With metronome, the mean absolute deviation was 93 ms. Without metronome, the mean absolute deviation was 201 ms. The errors were larger at the slow (68 BMP) and fast (120 BPM) tempos. Of course, these numbers are dependent on familiarity with the music, tempo, rhythmic complexity, and even performance tricks. For example, one player could take the lead and not even listen to the other player, letting the other player follow, and this might lead to high synchrony in terms of mean absolute deviation after removing the bias of the latency from the leader to the follower. Nevertheless, there is strong support for our claim that metronomes can enable performers to perform together even in the presence of significant latency.
It should be mentioned that success in synchronization does not mean success in making music. Although this has not been studied carefully, Metronomes, with or without latency, seem to diminish the ability of musicians to respond to one another, and following a metronome seems to make it hard to also concentrate on expressing music. This was one of the inspirations for poly-tempo canons: turning the lack of a shared pulse and entrainment into a unique feature of the work. Hopefully, listeners appreciate drifting in and out of synchronization as an interesting compositional device rather than a musical deficiency.

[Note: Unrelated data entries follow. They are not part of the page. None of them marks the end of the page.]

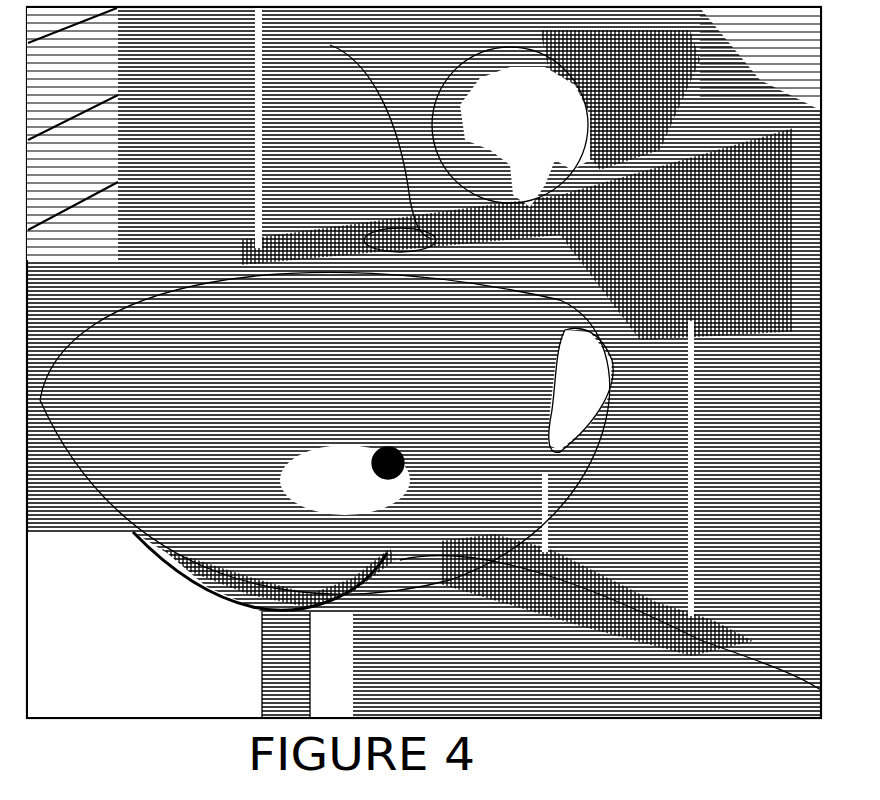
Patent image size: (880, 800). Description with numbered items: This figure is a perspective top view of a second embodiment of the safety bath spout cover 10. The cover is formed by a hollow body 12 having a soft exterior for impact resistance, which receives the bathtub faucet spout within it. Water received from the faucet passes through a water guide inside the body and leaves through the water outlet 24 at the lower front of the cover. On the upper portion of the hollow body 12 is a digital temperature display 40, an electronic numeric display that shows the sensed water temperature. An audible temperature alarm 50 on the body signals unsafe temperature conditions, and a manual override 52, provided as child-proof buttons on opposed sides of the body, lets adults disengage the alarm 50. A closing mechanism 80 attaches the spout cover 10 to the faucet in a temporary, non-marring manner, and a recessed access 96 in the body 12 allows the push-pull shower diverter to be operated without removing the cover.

The safety bath spout cover 10 is at (212, 178).
The hollow body 12 is at (444, 388).
The water outlet 24 is at (385, 590).
The digital temperature display 40 is at (482, 128).
The audible temperature alarm 50 is at (450, 560).
The manual override button 52 is at (373, 460).
The closing mechanism 80 is at (634, 374).
The recessed access 96 is at (395, 237).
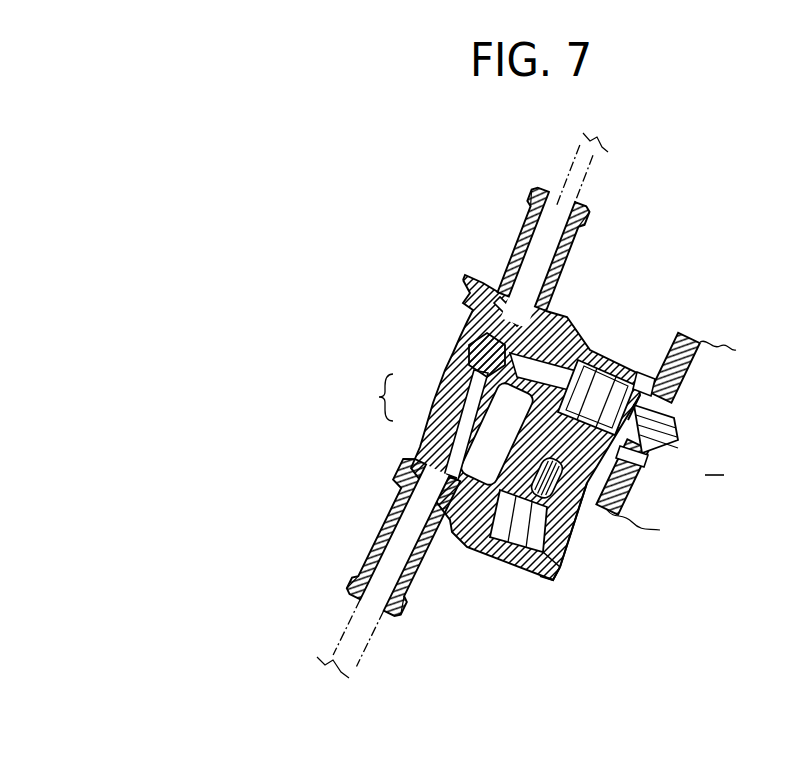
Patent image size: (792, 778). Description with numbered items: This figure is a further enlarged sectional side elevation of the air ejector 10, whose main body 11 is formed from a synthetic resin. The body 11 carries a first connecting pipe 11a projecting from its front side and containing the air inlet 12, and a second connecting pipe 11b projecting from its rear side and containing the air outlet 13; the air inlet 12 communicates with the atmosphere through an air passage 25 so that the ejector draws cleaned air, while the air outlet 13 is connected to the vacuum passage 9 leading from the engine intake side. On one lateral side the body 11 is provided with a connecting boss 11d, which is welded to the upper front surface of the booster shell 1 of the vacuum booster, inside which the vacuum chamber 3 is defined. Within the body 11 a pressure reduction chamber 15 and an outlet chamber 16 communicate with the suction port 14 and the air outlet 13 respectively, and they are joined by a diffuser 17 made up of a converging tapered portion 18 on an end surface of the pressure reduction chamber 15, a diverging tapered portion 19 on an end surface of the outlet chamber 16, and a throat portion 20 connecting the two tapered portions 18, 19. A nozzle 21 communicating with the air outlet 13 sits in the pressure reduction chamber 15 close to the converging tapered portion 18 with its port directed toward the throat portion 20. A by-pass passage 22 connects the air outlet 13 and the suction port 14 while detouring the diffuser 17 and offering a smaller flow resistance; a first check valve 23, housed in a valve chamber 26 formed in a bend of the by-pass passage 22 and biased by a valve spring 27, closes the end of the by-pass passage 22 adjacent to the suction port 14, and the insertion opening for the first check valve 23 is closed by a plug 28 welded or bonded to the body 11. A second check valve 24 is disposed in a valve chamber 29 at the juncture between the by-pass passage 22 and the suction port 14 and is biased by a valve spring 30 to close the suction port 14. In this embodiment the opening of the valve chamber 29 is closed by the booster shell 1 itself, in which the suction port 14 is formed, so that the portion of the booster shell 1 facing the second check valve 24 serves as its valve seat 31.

The booster shell 1 is at (690, 343).
The vacuum chamber 3 is at (714, 461).
The vacuum passage 9 is at (357, 652).
The air ejector 10 is at (455, 286).
The body 11 is at (567, 527).
The first connecting pipe 11a is at (540, 232).
The second connecting pipe 11b is at (375, 540).
The connecting boss 11d is at (674, 386).
The air inlet 12 is at (575, 207).
The air outlet 13 is at (370, 583).
The suction port 14 is at (674, 432).
The pressure reduction chamber 15 is at (480, 352).
The outlet chamber 16 is at (418, 483).
The diffuser 17 is at (371, 397).
The converging tapered portion 18 is at (462, 368).
The diverging tapered portion 19 is at (437, 462).
The throat portion 20 is at (462, 407).
The nozzle 21 is at (499, 380).
The by-pass passage 22 is at (545, 440).
The first check valve 23 is at (522, 518).
The second check valve 24 is at (641, 380).
The air passage 25 is at (578, 146).
The valve chamber 26 is at (508, 532).
The valve spring 27 is at (533, 548).
The plug 28 is at (547, 580).
The valve chamber 29 is at (628, 378).
The valve spring 30 is at (598, 385).
The valve seat 31 is at (634, 456).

There are many possible approaches to network performances. Most researchers have had the luxury of setting up special software and audio equipment and sometimes even special networking facilities. It was quite unexpected to be working with acoustic instrumentalists who were restricted to their homes and limited to devices (laptops, phones, and tablets) that happened to be at hand when the campus suddenly closed. In the end, the new metronome interfaces helped to perform both conventional metrical compositions and new canons based on multiple tempos. I hope that this work will raise some awareness of music technology and interfaces and that hearing these principles worked out musically will delight some listeners, just as canonical writing has fascinated composers, musicians and audiences for centuries.

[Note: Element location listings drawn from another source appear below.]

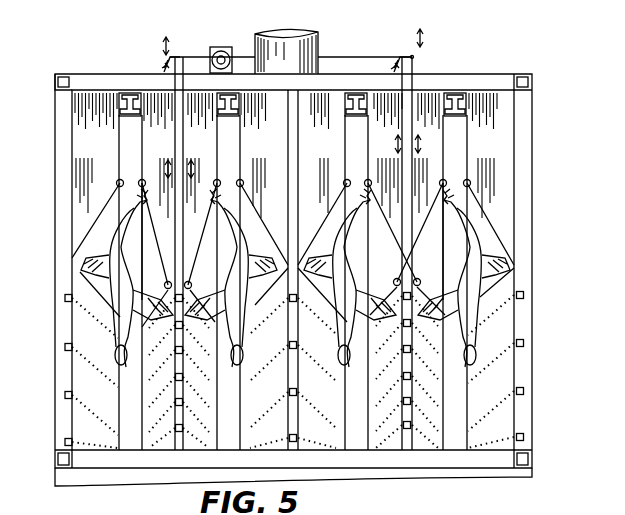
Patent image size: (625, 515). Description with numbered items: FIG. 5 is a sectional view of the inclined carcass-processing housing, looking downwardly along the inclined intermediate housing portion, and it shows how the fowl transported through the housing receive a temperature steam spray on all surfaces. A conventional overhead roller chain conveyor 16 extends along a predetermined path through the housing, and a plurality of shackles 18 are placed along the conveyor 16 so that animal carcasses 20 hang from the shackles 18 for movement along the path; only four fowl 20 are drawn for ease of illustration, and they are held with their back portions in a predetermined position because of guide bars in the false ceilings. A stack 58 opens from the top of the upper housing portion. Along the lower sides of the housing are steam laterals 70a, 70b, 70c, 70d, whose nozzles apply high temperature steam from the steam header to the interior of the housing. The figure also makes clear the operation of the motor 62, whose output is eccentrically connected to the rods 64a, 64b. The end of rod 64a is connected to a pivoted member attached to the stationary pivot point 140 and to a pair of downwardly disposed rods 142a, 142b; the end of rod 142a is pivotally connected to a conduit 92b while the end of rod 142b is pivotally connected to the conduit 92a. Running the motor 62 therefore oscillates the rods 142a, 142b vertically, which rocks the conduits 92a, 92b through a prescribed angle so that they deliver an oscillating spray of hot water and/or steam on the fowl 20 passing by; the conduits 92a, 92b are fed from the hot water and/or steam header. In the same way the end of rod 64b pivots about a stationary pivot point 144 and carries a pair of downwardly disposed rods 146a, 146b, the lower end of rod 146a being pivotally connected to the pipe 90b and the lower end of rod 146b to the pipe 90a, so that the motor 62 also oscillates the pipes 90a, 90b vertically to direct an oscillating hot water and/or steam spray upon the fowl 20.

The overhead roller chain conveyor 16 is at (121, 100).
The shackles 18 is at (132, 148).
The animal carcasses 20 is at (107, 250).
The stack 58 is at (279, 36).
The motor 62 is at (226, 47).
The rod 64a is at (195, 56).
The rod 64b is at (357, 56).
The steam lateral 70a is at (547, 295).
The steam lateral 70b is at (547, 343).
The steam lateral 70c is at (547, 391).
The steam lateral 70d is at (547, 437).
The pipe 90a is at (420, 238).
The pipe 90b is at (396, 246).
The conduit 92a is at (231, 278).
The conduit 92b is at (164, 248).
The stationary pivot point 140 is at (166, 70).
The downwardly disposed rod 142a is at (247, 153).
The downwardly disposed rod 142b is at (239, 231).
The stationary pivot point 144 is at (416, 70).
The downwardly disposed rod 146a is at (473, 151).
The downwardly disposed rod 146b is at (444, 228).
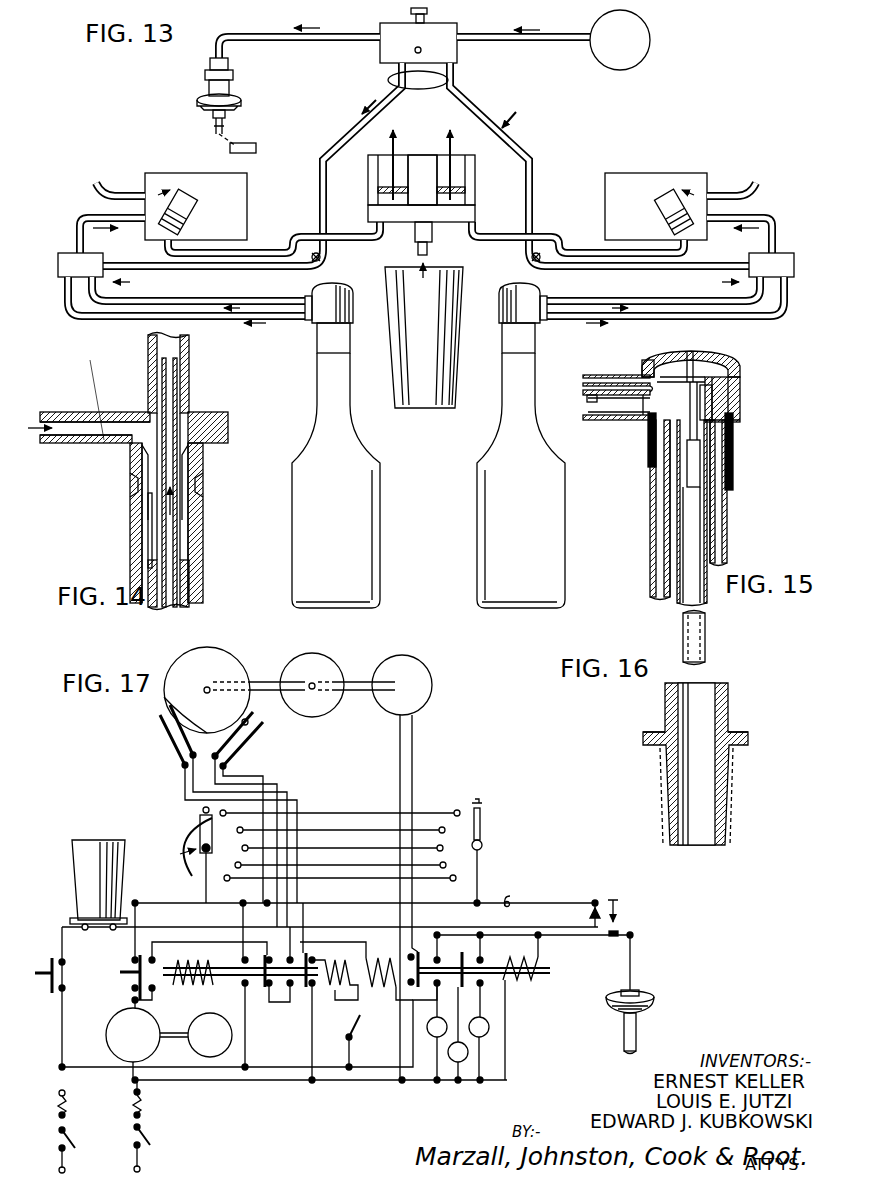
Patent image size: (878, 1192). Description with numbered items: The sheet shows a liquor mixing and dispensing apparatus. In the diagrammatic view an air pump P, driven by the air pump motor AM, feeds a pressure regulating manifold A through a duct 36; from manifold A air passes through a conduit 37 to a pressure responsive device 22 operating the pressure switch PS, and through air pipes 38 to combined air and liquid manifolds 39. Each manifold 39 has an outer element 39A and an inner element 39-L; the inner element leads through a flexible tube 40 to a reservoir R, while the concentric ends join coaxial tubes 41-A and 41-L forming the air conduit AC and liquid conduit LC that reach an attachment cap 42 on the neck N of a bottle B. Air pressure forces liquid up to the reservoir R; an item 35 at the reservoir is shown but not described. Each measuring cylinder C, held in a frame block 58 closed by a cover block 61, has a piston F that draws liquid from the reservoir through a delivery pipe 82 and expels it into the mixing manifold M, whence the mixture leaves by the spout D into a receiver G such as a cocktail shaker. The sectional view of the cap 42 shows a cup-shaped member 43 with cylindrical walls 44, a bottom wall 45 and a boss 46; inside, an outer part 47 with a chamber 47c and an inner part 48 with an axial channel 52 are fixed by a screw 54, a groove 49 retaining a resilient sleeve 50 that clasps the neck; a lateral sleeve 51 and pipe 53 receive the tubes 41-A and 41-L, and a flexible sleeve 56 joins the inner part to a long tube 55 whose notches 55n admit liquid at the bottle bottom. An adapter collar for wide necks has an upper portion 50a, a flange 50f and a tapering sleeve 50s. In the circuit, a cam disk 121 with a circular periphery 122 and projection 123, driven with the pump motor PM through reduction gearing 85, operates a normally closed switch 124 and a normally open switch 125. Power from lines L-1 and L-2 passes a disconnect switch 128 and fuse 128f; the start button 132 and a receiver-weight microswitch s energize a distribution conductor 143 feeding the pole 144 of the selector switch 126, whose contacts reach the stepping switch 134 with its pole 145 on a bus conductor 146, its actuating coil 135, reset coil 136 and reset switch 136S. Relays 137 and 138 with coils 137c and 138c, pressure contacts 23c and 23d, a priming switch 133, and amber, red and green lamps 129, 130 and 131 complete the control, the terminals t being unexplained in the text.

Thanks to performers Nicholas Evans, Alicia Maria Gutierrez Oviedo and Leah Stephens, conductor Daniel Evans, and composer Nancy Galbraith. Thanks to the School of Music for its support. These canons are inspired by the seminal work of Conlon Nancarrow. Thanks to an anonymous reviewer for suggesting the possibility of using metronomes to help musicians rejoin a network performance after suffering a network drop-out.
Accepted principles of ethical and professional conduct have been followed, and there are no known conflicts of interest.